"Tax and tax, spend and spend, elect and elect!"
If We Only Spent All the Money, Then Everyone Would Be Prosperous!
On the front of today's New York Times business section is a remarkable—or should I say remarkably unremarkable—news article whose entire premise, unchallenged in the course of 1,341 words and input from 10 sources, is that more government spending is a very good thing because it leads to more government jobs and therefore helps the economy. Hooray! (...)
Credit where it's due: As government-spending euphemisms go, "preserving the wow factor" is surely in the Top 20...

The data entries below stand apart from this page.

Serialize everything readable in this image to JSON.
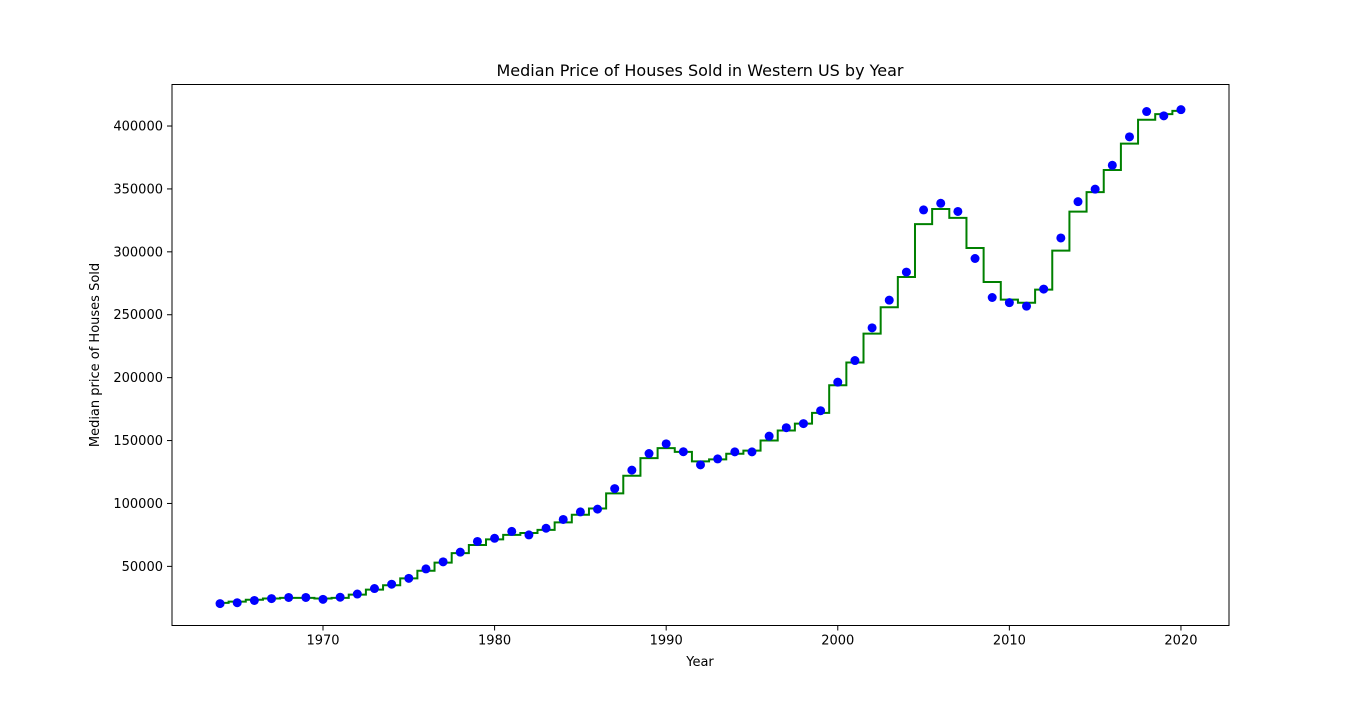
{
  "chart_data": {
    "type": "line",
    "title": "Median Price of Houses Sold in Western US by Year",
    "xlabel": "Year",
    "ylabel": "Median price of Houses Sold",
    "xlim": [
      1961.2,
      2022.8
    ],
    "ylim": [
      3000,
      433000
    ],
    "xticks": [
      1970,
      1980,
      1990,
      2000,
      2010,
      2020
    ],
    "yticks": [
      50000,
      100000,
      150000,
      200000,
      250000,
      300000,
      350000,
      400000
    ],
    "grid": false,
    "series": [
      {
        "style": "points",
        "color": "#0000ff",
        "x": [
          1964,
          1965,
          1966,
          1967,
          1968,
          1969,
          1970,
          1971,
          1972,
          1973,
          1974,
          1975,
          1976,
          1977,
          1978,
          1979,
          1980,
          1981,
          1982,
          1983,
          1984,
          1985,
          1986,
          1987,
          1988,
          1989,
          1990,
          1991,
          1992,
          1993,
          1994,
          1995,
          1996,
          1997,
          1998,
          1999,
          2000,
          2001,
          2002,
          2003,
          2004,
          2005,
          2006,
          2007,
          2008,
          2009,
          2010,
          2011,
          2012,
          2013,
          2014,
          2015,
          2016,
          2017,
          2018,
          2019,
          2020
        ],
        "y": [
          20400,
          21100,
          22900,
          24400,
          25300,
          25300,
          23800,
          25500,
          28000,
          32400,
          35800,
          40500,
          48000,
          53600,
          61300,
          69800,
          72300,
          77800,
          75000,
          80300,
          87300,
          93300,
          95500,
          111800,
          126500,
          139700,
          147400,
          141100,
          130700,
          135400,
          141000,
          141000,
          153500,
          160200,
          163500,
          173700,
          196400,
          213600,
          239600,
          261600,
          283900,
          333300,
          338600,
          332100,
          294700,
          263700,
          259600,
          256800,
          270400,
          311000,
          339900,
          349800,
          368800,
          391400,
          411500,
          408100,
          413000
        ]
      },
      {
        "style": "step",
        "color": "#008000",
        "x": [
          1964,
          1965,
          1966,
          1967,
          1968,
          1969,
          1970,
          1971,
          1972,
          1973,
          1974,
          1975,
          1976,
          1977,
          1978,
          1979,
          1980,
          1981,
          1982,
          1983,
          1984,
          1985,
          1986,
          1987,
          1988,
          1989,
          1990,
          1991,
          1992,
          1993,
          1994,
          1995,
          1996,
          1997,
          1998,
          1999,
          2000,
          2001,
          2002,
          2003,
          2004,
          2005,
          2006,
          2007,
          2008,
          2009,
          2010,
          2011,
          2012,
          2013,
          2014,
          2015,
          2016,
          2017,
          2018,
          2019,
          2020
        ],
        "y": [
          21000,
          22000,
          23500,
          24500,
          25000,
          25000,
          24500,
          25000,
          27500,
          31500,
          35000,
          40500,
          46500,
          53000,
          60500,
          67000,
          71500,
          75000,
          76500,
          79000,
          85000,
          91000,
          96000,
          108000,
          122000,
          136000,
          144000,
          141000,
          133500,
          135000,
          139500,
          142000,
          150000,
          158000,
          163500,
          172000,
          194000,
          212000,
          235000,
          256000,
          280000,
          322000,
          334000,
          327000,
          303000,
          276000,
          262000,
          259500,
          270000,
          301000,
          332000,
          347500,
          365000,
          386000,
          405000,
          409500,
          412000
        ]
      }
    ]
  }
}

I have only four questions for the NYT and those who agree with its premise that the more government spends, the more prosperous we are:
1) Why were states not measurably more prosperous after increasing government spending by more than 80 percent in real terms between 2003 and 2007?
2) Between the time of Bill Clinton's last submitted budget of $1.8 trillion, and Barack Obama's first submitted budget of $3.6 trillion, did the average American become more or less prosperous?
3) The United States after World War II, Canada in the 1990s, and Australia in the 1980s all became significantly more prosperous—despite ample warnings to the contrary—after cutting, not increasing, government spending. Wha' happen?
4) Is there a ceiling on what percentage of GDP the government should account for, and if so why should there be one, and where should it be?